Today I want to talk about my parents. They are currently in Taipei, traveling all over Asia, enjoying the retired life.
My mom and I can spend hours talking about finances, budgets, retirement…all things related to money and wealth. I’ve always said that if I had inherited my mom’s exact brain, with my ambition, I could have ruled the world. She’s a genius when it comes to numbers, whereas I’ve had to work really hard to develop my analytical skills.
Before they went on vacation, we were talking about money as we usually do. And I was bemoaning the rat race of living in San Francisco. I will save that post for another day. I waxed on about how getting ahead in life was all about the big wins: significant raises, large bonuses, side businesses to provide additional income, and real estate investments.
She laughed and shook her head. She completely disagreed. She listed examples of people who have great jobs and appear wealthy, yet are nowhere near retirement.
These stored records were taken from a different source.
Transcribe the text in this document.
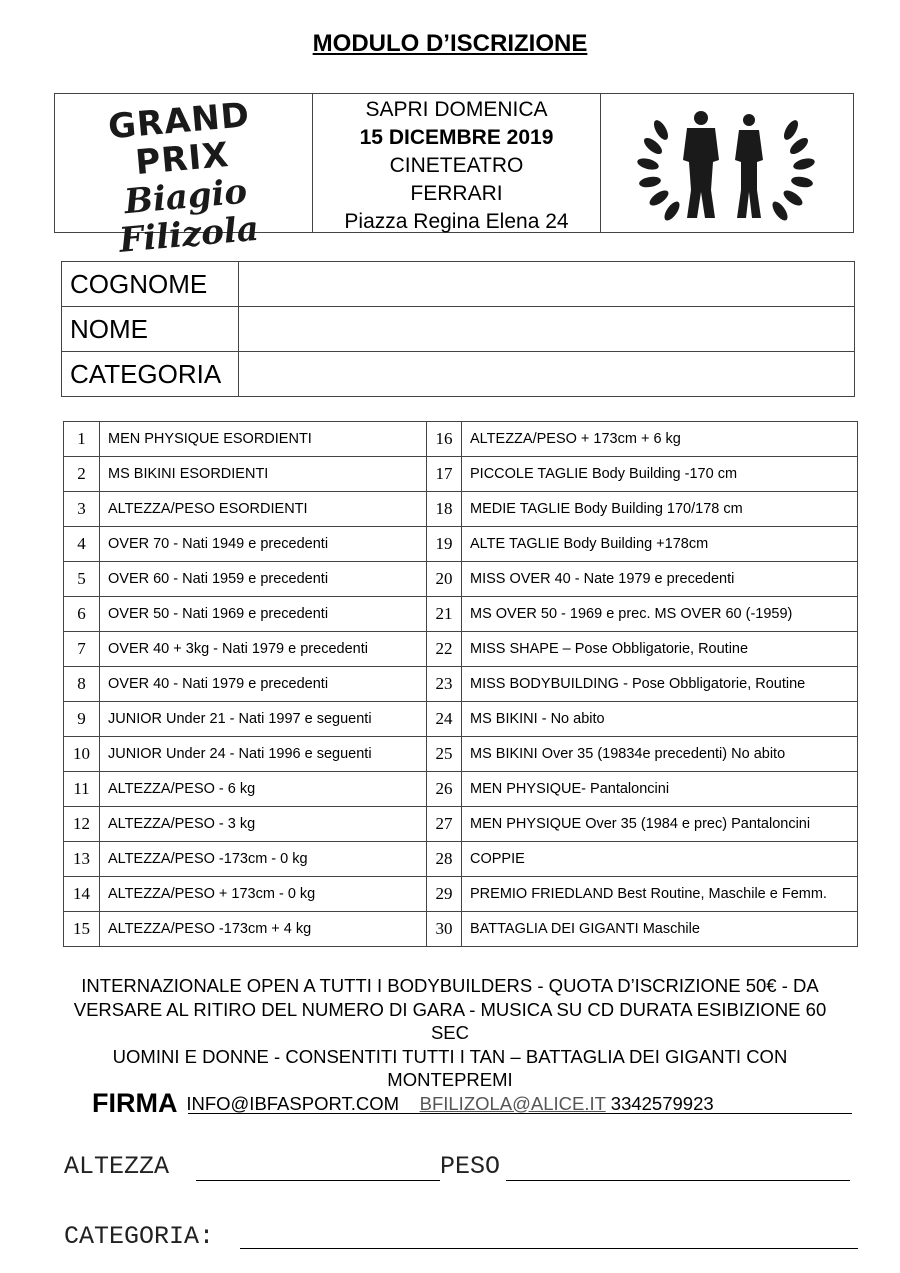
MODULO D’ISCRIZIONE
GRAND PRIX
Biagio
Filizola
SAPRI DOMENICA
15 DICEMBRE 2019
CINETEATRO
FERRARI
Piazza Regina Elena 24
I
B
F
A
COGNOME	
NOME	
CATEGORIA	
1	MEN PHYSIQUE ESORDIENTI	16	ALTEZZA/PESO + 173cm + 6 kg
2	MS BIKINI ESORDIENTI	17	PICCOLE TAGLIE Body Building -170 cm
3	ALTEZZA/PESO ESORDIENTI	18	MEDIE TAGLIE Body Building 170/178 cm
4	OVER 70 - Nati 1949 e precedenti	19	ALTE TAGLIE Body Building +178cm
5	OVER 60 - Nati 1959 e precedenti	20	MISS OVER 40 - Nate 1979 e precedenti
6	OVER 50 - Nati 1969 e precedenti	21	MS OVER 50 - 1969 e prec. MS OVER 60 (-1959)
7	OVER 40 + 3kg - Nati 1979 e precedenti	22	MISS SHAPE – Pose Obbligatorie, Routine
8	OVER 40 - Nati 1979 e precedenti	23	MISS BODYBUILDING - Pose Obbligatorie, Routine
9	JUNIOR Under 21 - Nati 1997 e seguenti	24	MS BIKINI - No abito
10	JUNIOR Under 24 - Nati 1996 e seguenti	25	MS BIKINI Over 35 (19834e precedenti) No abito
11	ALTEZZA/PESO - 6 kg	26	MEN PHYSIQUE- Pantaloncini
12	ALTEZZA/PESO - 3 kg	27	MEN PHYSIQUE Over 35 (1984 e prec) Pantaloncini
13	ALTEZZA/PESO -173cm - 0 kg	28	COPPIE
14	ALTEZZA/PESO + 173cm - 0 kg	29	PREMIO FRIEDLAND Best Routine, Maschile e Femm.
15	ALTEZZA/PESO -173cm + 4 kg	30	BATTAGLIA DEI GIGANTI Maschile
INTERNAZIONALE OPEN A TUTTI I BODYBUILDERS - QUOTA D’ISCRIZIONE 50€ - DA
VERSARE AL RITIRO DEL NUMERO DI GARA - MUSICA SU CD DURATA ESIBIZIONE 60 SEC
UOMINI E DONNE - CONSENTITI TUTTI I TAN – BATTAGLIA DEI GIGANTI CON MONTEPREMI
INFO@IBFASPORT.COM BFILIZOLA@ALICE.IT 3342579923
FIRMA
ALTEZZA	PESO
CATEGORIA:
My parents, in contrast, are squarely middle class. My dad was in the navy, worked for the post office, and retired a while ago. My mom is an accountant who is now retired at age 66. She could have retired sooner, but liked her job so she kept at it. Another thing about my mom is that she could have climbed the corporate ladder, but refused. Even though she was a working mom, family came first. She didn’t want the burden of long hours or the stress of managing people and instead was always home at a reasonable hour to be with me and my sister.
Considering my parents’ poor immigrant background, their massive savings as they enjoy retirement together is extremely impressive. So how did they do it? If you ask my mom, she says it’s simple. They rarely ate out. Both my parents packed their lunch for work every day. I don’t think they’ve ever set foot inside a Starbucks. They never paid full price for anything. They’re not flashy people so they weren’t spending money on stupid stuff like fancy clothes or cars. They scrimped so that we could go on vacation, get braces, have piano lessons, and go to private Catholic school from first grade through senior year of high school. And even though they never made a ton of money, they consistently give to a handful of charities.
As I see my parents tagged in Facebook photos, tracking them from Tokyo to Taipei, then on to Hong Kong, Vietnam, and Singapore, I am filled with pride at how deserving they are of these memories and experiences. But also I wanted to point out that anyone can do it. You don’t have to be an entrepreneur or someone with a high-paying job or win the lottery to retire and enjoy your twilight years. My parents did it. Dean and I are determined to do it too. And of course, we’d love for all of you to join us. Let’s cruise around the world together!